Генерал жил в маленькой каморке, которая за эти несколько дней пропиталась запахом махорки и керосина. Старичок жил на остатки сбережений, аккуратно рассчитывая каждую копеечку, сам себе готовил на примусе обед, состоявший из картошки и луку, никакими услугами своих квартирных хозяев он пользоваться не желал. Исидор Константинович еще с детства страдал идеей независимости, которая временами съедала его, как болезнь. Еще в школе его заветной мечтой было сделаться «никем», в крайнем случае устроить в лесу пчельник. За такие «идеи» отец его бил и выводил в люди, что называется, «за уши». Но так как Исидор Константинович отбился от настоящего образования, то его пришлось пустить «по военной карьере».
— Как? Какими судьбами вы попали сюда? Как вы нашли меня?
Генерал был не столько рад, сколько удивлен. Он знал Настю как революционерку, которая побывала в тюрьме и далекой архангельской ссылке. И вот теперь — странно, когда революция победила и все, кто раньше боролся за нее, должны быть у власти — теперь она приходит к нему, к забитому, к побежденному, к генералу.
— Садитесь, — и генерал гордо, чисто генеральским жестом предложил ей сесть.
В это время в каморку, приотворив дверь, заглянули поочередно две озорные физиономии: мальчишка Володька и его сестра Нюра — дети фабриканта Копылова. Оба жевали шоколад.
— Хе-хе-хе.
— Хи-хи-хи.
И две пары резвых ног поспешно убежали в дальние комнаты. Генерал только передернул плечом. Очевидно, эти дети его постоянно дразнили.
— Я слышала, ваши уехали, — сказала Настя.

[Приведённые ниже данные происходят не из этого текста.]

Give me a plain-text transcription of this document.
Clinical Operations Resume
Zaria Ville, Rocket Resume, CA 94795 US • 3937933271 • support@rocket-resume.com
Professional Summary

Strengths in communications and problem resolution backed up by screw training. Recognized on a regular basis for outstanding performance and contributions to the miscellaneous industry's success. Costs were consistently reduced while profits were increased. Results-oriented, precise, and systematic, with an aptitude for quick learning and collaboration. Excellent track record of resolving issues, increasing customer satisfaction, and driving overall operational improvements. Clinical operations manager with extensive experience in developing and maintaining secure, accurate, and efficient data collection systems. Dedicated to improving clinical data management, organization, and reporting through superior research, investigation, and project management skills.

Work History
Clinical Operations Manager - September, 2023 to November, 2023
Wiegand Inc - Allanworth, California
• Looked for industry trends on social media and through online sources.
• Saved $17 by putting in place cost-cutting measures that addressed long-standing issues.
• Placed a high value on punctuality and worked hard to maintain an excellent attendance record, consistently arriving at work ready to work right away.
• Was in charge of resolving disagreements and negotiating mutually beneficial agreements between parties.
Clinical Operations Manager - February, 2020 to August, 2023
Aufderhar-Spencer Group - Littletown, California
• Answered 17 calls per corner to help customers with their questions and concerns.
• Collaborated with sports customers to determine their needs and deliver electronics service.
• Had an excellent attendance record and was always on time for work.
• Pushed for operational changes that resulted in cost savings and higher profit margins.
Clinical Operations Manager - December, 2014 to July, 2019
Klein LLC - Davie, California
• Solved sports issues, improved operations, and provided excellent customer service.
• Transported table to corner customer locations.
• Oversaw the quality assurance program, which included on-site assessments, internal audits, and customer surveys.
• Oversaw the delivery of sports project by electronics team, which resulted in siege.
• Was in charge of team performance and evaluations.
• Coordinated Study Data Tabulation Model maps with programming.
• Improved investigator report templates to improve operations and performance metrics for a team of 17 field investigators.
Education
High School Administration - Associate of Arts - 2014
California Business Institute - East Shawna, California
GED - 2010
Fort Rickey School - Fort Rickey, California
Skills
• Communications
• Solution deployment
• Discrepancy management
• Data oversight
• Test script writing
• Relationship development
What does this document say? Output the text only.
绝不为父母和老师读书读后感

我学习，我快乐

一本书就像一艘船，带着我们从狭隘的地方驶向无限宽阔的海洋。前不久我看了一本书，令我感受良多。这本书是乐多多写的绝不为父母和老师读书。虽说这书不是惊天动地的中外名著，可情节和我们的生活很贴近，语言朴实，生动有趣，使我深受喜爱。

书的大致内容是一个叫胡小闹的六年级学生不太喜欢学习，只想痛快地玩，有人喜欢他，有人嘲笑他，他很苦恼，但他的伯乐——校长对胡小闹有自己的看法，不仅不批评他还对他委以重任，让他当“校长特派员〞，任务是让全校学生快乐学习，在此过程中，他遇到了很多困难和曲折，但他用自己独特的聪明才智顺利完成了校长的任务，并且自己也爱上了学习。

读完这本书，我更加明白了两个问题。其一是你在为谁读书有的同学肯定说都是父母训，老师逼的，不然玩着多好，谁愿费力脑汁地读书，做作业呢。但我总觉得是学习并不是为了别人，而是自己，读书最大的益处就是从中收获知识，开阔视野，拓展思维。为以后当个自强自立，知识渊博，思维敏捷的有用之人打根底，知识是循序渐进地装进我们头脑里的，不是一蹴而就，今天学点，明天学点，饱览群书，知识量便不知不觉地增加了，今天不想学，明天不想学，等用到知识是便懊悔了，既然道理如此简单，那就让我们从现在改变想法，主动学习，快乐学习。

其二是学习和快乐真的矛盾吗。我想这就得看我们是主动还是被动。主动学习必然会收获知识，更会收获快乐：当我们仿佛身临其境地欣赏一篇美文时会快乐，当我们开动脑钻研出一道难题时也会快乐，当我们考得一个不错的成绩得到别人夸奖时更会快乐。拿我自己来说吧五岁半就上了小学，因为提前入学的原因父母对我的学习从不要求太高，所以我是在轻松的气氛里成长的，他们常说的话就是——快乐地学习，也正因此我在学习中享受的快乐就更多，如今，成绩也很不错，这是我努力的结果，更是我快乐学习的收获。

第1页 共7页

— Извините меня, — сказал генерал, заморгал глазами и отвалился на спинку складного деревянного кресла, искренно обрадовавшийся тому, что им заинтересовались и что теперь он может сказать все, все, что таким грузом почти полгода лежало на сердце. — Это вопрос слишком серьезный. Но… но они, теперь могу сказать прямо и резко, дураки. Форменные, квадратные дураки.
Семья генерала состояла из его жены и трех сыновей: гимназист, реалист и студент, последнее время бывший юнкером. Он был самый высокий, самый ленивый и самый грубый. Все трое во главе с матушкой, наговорив отцу кучу дерзостей, забрав все бриллианты и золото, уехали в Анапу.
— А вы остались? — спросила Настя, глядя на облезшую стену за головой генерала и думая больше о том, с чего бы начать с в о й разговор.
— Как видеть изволите. И очень просто почему. Вскоре после восстания в нашей квартире был обыск. Пришли солдаты, такие бравые. С ними в рваном пальто, должно быть, рабочий. Кепка, как блин, на голове. В руке наган держит, как пойманную рыбу. Один белый с синими глазами, даже застенчивый. «Вы извините, — грит, — енерал. Раньше вы действительно были енерал, а теперь потеснитесь вон в тот чуланчик, сортирчик, значит», — простите, но слова из песни не выкинешь. «Да, а мы, — грит, — пока что у вас пошарим, нет ли уружия какого». Славные такие ребята. Один, который во время обыска охранял меня в «чуланчике», оперся подбородком на дуло винтовки, как на метлу. «Да что ты, — говорю, — братец, этак застрелишься». — «Как же, — отвечает он, — стреляться-то? Она без патрон». Как вам нравится? У них даже винтовки не заряжены. Вы знаете, я всегда держался той мысли, что русский солдат не может идти на плохое дело. Там, где наш русский солдат, — там дело правое и верное. Я ведь знаю русского солдата. С ним и ел, и пил, и спал. В китайских, в японских походах погибал в горах и песках. Русский солдат — это тот, который с Суворовым Альпы перешел, который Наполеону Бородино устроил. Он? Нет, никогда он не пойдет на авантюру. У русского солдата крест на груди и в груди. Что же, думаю, такое? Что стряслось с ним и со всей Москвой? Почему она сотряслась? Не могу успокоиться. Мучился этими вопросами. Отправился в библиотеку. Отыскал какую-то книжонку: «История французской революции». Два раза прочитал ее. И — кончено: понял, все понял. Сразу. У нас то же самое, то же, то же самое. Значит, революцию опровергать нельзя. Ее надо принять целиком. Она будет так же, как у французов… Разве только конец…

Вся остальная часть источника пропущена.